Yesterday, we examined a situation where a Comcast customer retention representative berated a customer for wanting to cancel their Internet service. 

The call was recorded, creating a public relations fiasco for the company.

“At times, our job contradicts our role, since it requires that we sacrifice our agenda, change our priorities, or take a hit in our individual key performance indicators,” Fred notes.

Many times, our compensation is determined by how well we achieve our specific targets. But, by not allowing a customer to cancel their Internet service, the Comcast associate harmed the organization’s larger goal, which is to take care of customers and avoid PR nightmares.

“The point is that too often each individual, and each part of the organization, pursues his or her own interests at the expense of the whole,” writes Fred.

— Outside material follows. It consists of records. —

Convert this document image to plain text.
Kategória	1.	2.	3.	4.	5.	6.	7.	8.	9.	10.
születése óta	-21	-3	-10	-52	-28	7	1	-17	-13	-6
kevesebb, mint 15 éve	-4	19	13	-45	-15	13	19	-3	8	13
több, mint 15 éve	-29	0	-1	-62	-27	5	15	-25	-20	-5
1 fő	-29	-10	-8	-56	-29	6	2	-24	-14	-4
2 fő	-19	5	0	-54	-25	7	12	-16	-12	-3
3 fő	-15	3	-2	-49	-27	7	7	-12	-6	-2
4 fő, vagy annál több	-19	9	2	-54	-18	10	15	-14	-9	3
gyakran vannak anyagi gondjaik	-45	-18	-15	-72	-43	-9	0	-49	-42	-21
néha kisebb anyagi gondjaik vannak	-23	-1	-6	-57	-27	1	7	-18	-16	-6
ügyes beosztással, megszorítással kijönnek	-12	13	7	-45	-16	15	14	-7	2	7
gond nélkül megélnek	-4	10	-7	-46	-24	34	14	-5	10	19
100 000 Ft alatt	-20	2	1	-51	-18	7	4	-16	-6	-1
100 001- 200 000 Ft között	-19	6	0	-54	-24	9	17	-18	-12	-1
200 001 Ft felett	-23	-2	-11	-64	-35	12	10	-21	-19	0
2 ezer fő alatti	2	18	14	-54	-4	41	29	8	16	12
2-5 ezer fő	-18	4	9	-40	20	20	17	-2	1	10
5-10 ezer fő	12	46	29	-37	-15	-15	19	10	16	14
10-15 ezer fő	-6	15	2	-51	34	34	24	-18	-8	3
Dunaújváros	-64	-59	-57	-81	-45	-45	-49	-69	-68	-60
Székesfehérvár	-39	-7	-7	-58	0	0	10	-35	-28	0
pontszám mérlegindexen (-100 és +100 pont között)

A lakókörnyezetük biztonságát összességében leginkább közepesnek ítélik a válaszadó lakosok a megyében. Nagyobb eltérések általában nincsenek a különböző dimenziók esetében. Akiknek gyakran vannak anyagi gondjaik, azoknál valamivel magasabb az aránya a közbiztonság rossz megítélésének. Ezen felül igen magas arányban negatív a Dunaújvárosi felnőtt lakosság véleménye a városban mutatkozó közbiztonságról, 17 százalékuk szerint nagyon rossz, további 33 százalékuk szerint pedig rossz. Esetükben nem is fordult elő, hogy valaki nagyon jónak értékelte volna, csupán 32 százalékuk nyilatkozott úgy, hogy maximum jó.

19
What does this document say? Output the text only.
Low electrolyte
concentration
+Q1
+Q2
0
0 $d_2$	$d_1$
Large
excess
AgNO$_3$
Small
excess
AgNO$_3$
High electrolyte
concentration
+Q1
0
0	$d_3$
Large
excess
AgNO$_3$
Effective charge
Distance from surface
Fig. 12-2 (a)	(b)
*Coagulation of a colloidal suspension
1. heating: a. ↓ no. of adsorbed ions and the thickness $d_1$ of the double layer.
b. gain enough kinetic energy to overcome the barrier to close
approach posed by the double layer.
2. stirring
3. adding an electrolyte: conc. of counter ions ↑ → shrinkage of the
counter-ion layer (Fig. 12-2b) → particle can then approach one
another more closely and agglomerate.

Do we get rewarded for helping our company win? Many times, no. In fact, we may get “punished” for doing so.

Which is infuriating.

“How can they be so stupid!” Fred writes.  “They are setting me up so that when I do the right thing, I end up worse off.”

2: We might think: Why don’t they just tweak the “damned incentive system”?

Why not?  Because “it turns out that a perfect incentive system is a mythical entity, like a perfect car,” Fred suggests.  We “must choose between comfort and performance, between crashworthiness and fuel consumption, between quality and economy.

“We can’t have a family sedan that is roomy, safe, reliable, and economical and that performs like a sports coupe that is fast, responsive, nimble, and powerful.”

Trade-offs are a fact of life.

“Organizational leaders,” he writes, “have to make some hard choices: accountability or cooperation, excellence or alignment, autonomy or coordination. 

“Unfortunately, collaboration conflicts with accountability, and collective performance conflicts with individual excellence.”

We can’t have both.  “It’s like a blanket that is too short,” he suggests.  “If we pull it up to our chest, our feet get cold; if we cover our feet, our chest gets cold.”

Fred notes: “On the one hand, individual incentives create silos; on the other, collective incentives destroy productivity.”

3: So, what do most organizations do?

They “stick with the devil they know—individual performance indicators—and accept the consequent impact on collaboration,” Fred observes.

There is, however, a different and better way to solve this problem.

As leaders, we must create meaning in our workplace.  What Fred calls “the ultimate nonmaterial incentive.”

The bad news?  “The kind of leadership that can engage people in meaningful work is much, much harder than we think.”

More tomorrow!

_________________________

Reflection: Are there areas in my organization optimized for a specific function’s success rather than for the larger organization?

Action: Discuss with my team or with a colleague.